Lucescu first used him as a deep-lying midfield player. It was a stopgap while Fernandinho recovered from a leg break. "His talent was wasted in midfield," Lucescu admits. But this was also "a fundamental rite of passage because [Mkhitaryan] learned how to recover the ball and to play the field when out of possession."
Once Jadson, the hero of Shakhtar's 2009 UEFA Cup triumph, left to return to Brazil, Lucescu advanced Mkhitaryan to a position behind striker Luiz Adriano. "I freed him," the Shakhtar coach said. And Mkhitaryan exploded for 10 goals in his first season playing the role, then 25 the next.
How did he explain the transformation?
"Before when I played up front," Mkhitaryan said, "I had many chances but often missed. Now I'm calmer, more patient and I score a lot more." His season as a holder had helped. "I learned how to defend there," he said. "I got to know the weight of responsibility because in that role you have a lot more of it and I learned how to make runs from deep."
Classifying exactly what kind of player Mkhitaryan is -- a trequartista or a second striker? -- has only added to the sense that he defies classification. "He's a cross between the two," Lucescu argued, "perhaps more of a trequartista, although playing the final ball isn't his specialty. He's an atypical, special player, strong in acceleration." Like Ricky Kaka? "He has the same stride but the difference is he participates in the defensive phase of play." And scores tens of goals.
As you might expect after the year he's had, Mkhitaryan has found himself in demand. "We refused an offer from Zenit," Lucescu claimed last year. "Shakhtar needs him. Sure, as you say, everyone has a price. He's young and will have a great career. ... Mkhitaryan is the typical cosmopolitan Armenian. The Armenians are everywhere, a little like him on the pitch."
Until recently Mkhitaryan's mother, who works for the Armenian football federation, was his agent. "Everytime I ask him something," Lucescu said, "he responds: 'I have to talk with my mother.'" She remains a trusted adviser but is no longer the only one in Mkhitaryan's life. He is now a client of Mino Raiola, the agent of a select elite band of footballers, including Zlatan Ibrahimovic, Mario Balotelli, Robinho and Paul Pogba.
Raiola has said Mkhitaryan "is a player to bring to Italy." The question is: Does that rule out Liverpool? Not at all. While several of his clients are or have been at clubs like Milan, Inter and Juventus, they've also played for Barcelona, City, Paris Saint-Germain and so on. You suspect, though, that negotiating with him and a club as rich as Shakhtar will make for an interesting roundtable discussion.

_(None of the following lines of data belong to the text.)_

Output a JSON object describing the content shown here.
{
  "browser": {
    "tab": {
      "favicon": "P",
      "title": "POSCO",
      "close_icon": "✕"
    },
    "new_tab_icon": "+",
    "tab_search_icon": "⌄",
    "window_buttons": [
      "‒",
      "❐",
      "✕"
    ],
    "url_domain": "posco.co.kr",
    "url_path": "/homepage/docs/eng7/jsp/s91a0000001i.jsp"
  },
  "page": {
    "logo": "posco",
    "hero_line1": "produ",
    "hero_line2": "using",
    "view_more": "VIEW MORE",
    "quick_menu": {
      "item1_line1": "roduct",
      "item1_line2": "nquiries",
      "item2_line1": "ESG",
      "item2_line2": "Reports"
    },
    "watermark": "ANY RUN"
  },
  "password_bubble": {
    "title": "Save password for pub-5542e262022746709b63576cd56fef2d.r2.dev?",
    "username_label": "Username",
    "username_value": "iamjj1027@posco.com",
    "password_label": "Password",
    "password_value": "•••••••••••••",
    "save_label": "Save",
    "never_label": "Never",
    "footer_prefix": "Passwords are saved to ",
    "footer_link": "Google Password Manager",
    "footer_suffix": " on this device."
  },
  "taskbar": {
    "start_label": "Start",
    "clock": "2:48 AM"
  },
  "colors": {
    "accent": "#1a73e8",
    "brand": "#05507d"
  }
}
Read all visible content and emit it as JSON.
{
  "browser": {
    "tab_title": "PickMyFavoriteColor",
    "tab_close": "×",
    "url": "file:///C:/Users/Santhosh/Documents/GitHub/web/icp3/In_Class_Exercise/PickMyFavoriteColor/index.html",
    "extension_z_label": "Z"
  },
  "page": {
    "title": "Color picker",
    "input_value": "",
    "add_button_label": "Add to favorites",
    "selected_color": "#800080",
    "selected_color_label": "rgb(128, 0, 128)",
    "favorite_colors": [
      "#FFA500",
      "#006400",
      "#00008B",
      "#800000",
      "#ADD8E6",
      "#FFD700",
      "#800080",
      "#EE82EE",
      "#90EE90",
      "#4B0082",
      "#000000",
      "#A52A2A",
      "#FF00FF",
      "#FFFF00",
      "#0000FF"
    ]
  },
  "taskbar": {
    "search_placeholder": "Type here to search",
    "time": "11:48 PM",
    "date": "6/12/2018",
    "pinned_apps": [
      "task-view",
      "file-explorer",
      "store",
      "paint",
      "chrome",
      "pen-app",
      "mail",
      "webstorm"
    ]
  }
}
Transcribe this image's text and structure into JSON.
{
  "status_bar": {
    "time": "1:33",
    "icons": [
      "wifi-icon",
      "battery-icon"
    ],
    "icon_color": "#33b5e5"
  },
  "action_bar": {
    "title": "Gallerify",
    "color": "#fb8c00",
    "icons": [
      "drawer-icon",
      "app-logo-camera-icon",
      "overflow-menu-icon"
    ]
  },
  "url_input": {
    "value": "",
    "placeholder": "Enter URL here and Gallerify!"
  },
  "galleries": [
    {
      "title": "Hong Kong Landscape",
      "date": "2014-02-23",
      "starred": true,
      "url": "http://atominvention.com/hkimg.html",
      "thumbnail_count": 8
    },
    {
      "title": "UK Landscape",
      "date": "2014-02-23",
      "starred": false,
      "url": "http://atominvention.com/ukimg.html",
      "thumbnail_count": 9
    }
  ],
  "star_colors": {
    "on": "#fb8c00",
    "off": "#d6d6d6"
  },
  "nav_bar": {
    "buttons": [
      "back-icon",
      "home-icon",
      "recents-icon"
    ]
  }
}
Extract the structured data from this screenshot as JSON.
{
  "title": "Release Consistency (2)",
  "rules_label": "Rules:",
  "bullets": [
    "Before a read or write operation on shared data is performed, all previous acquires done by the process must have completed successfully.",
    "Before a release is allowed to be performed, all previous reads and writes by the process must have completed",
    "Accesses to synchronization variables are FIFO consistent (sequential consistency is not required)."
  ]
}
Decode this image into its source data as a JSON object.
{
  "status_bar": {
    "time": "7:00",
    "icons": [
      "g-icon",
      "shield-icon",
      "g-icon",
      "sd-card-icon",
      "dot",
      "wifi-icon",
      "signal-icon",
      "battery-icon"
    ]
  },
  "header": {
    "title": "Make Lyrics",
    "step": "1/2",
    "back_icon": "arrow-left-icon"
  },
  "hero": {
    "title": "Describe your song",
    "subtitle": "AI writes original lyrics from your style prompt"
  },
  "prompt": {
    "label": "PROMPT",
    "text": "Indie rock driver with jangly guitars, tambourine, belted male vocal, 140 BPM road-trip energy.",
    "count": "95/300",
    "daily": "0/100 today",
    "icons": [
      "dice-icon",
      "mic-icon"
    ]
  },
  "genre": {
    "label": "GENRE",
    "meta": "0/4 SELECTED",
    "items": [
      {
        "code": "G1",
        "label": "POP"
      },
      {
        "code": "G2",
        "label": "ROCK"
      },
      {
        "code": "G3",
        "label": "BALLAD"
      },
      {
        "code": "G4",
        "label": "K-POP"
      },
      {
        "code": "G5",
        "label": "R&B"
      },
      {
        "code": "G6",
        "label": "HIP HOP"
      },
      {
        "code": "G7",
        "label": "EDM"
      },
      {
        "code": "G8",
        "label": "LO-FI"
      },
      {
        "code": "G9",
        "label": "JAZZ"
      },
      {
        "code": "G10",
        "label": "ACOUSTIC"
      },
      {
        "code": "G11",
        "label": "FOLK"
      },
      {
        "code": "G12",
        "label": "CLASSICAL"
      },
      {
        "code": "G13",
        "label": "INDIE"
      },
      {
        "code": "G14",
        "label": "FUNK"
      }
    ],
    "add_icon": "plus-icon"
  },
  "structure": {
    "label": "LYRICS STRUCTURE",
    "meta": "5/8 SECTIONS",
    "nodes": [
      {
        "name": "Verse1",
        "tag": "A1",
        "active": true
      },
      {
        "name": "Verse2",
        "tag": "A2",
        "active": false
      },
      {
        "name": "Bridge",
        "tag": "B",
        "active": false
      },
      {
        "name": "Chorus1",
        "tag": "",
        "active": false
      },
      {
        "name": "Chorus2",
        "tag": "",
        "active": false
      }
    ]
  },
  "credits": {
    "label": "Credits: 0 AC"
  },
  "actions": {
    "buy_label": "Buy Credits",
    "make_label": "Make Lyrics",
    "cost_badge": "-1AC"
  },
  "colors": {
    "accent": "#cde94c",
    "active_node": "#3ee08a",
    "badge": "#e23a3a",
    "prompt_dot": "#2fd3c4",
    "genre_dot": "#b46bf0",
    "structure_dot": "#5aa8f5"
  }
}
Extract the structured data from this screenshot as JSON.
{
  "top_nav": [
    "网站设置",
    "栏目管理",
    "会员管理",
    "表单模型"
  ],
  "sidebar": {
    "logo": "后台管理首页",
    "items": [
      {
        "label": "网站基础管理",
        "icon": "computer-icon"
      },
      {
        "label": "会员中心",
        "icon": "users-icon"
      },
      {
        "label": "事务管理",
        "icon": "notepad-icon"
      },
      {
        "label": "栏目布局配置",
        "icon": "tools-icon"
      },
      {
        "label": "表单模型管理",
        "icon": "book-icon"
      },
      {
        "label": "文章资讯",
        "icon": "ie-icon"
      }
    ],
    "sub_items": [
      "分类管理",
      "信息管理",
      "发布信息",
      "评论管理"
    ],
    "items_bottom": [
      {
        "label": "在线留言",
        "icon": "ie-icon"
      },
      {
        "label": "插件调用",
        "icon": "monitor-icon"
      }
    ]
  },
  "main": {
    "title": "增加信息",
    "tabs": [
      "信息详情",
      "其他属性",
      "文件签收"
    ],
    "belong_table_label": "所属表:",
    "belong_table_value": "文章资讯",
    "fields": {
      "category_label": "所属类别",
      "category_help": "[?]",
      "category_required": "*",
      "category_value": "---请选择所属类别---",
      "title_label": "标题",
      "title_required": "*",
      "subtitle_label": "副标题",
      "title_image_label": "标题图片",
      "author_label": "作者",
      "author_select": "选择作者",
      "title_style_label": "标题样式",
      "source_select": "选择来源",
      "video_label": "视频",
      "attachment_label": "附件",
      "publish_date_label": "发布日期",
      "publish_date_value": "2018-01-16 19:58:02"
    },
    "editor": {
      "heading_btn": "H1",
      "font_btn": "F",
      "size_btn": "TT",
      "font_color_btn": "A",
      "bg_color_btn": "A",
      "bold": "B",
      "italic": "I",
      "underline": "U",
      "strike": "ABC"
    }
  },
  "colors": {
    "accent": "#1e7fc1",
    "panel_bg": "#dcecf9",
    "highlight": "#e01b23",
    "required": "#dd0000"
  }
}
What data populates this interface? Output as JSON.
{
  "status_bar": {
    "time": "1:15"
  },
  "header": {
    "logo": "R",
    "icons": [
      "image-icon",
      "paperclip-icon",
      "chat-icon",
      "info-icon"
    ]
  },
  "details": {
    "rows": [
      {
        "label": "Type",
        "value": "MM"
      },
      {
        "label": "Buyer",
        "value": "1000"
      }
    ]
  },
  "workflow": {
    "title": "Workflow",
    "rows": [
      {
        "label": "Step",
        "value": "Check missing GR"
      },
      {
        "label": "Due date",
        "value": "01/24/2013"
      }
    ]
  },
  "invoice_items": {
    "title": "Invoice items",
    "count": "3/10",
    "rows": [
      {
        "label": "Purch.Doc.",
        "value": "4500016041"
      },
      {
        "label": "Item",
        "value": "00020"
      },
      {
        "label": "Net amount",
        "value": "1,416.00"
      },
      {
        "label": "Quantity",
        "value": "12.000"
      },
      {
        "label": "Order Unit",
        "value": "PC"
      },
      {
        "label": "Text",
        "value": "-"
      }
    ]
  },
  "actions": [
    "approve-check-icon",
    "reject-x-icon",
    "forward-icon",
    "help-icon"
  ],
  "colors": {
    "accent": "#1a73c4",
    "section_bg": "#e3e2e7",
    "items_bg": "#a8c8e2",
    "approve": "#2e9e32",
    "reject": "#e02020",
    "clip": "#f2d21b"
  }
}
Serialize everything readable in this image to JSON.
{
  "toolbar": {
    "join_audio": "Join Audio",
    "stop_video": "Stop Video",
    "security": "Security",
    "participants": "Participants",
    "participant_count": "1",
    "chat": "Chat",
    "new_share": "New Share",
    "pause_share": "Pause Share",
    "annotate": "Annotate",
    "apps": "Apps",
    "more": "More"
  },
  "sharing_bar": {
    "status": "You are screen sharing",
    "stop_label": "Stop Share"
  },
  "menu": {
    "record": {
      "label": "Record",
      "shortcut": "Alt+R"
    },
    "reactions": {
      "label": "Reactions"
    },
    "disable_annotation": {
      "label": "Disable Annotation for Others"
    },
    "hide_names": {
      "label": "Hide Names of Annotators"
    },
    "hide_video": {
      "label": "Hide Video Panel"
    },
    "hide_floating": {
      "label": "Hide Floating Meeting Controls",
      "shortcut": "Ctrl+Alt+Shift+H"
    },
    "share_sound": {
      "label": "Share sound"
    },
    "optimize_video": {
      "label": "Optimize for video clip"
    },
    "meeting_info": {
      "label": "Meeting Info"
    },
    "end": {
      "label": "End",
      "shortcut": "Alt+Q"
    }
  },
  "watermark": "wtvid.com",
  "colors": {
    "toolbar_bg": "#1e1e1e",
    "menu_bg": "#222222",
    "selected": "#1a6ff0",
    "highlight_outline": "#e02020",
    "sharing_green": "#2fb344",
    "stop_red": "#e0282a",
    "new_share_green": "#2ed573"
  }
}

The player himself seems open-minded. Asked by La Gazzetta dello Sport which kind of football he likes to watch the most, Mkhitaryan replied: "The Premier League. They play quick [football] but at a very high level. Then Barca and Real Madrid, technically they're incredible. And I devour Bayern, Juve and Milan's matches. I love the big games, those that teach you something through watching them."
For now, Mkhitaryan is studying his next move. And many are eager to learn just what it will be.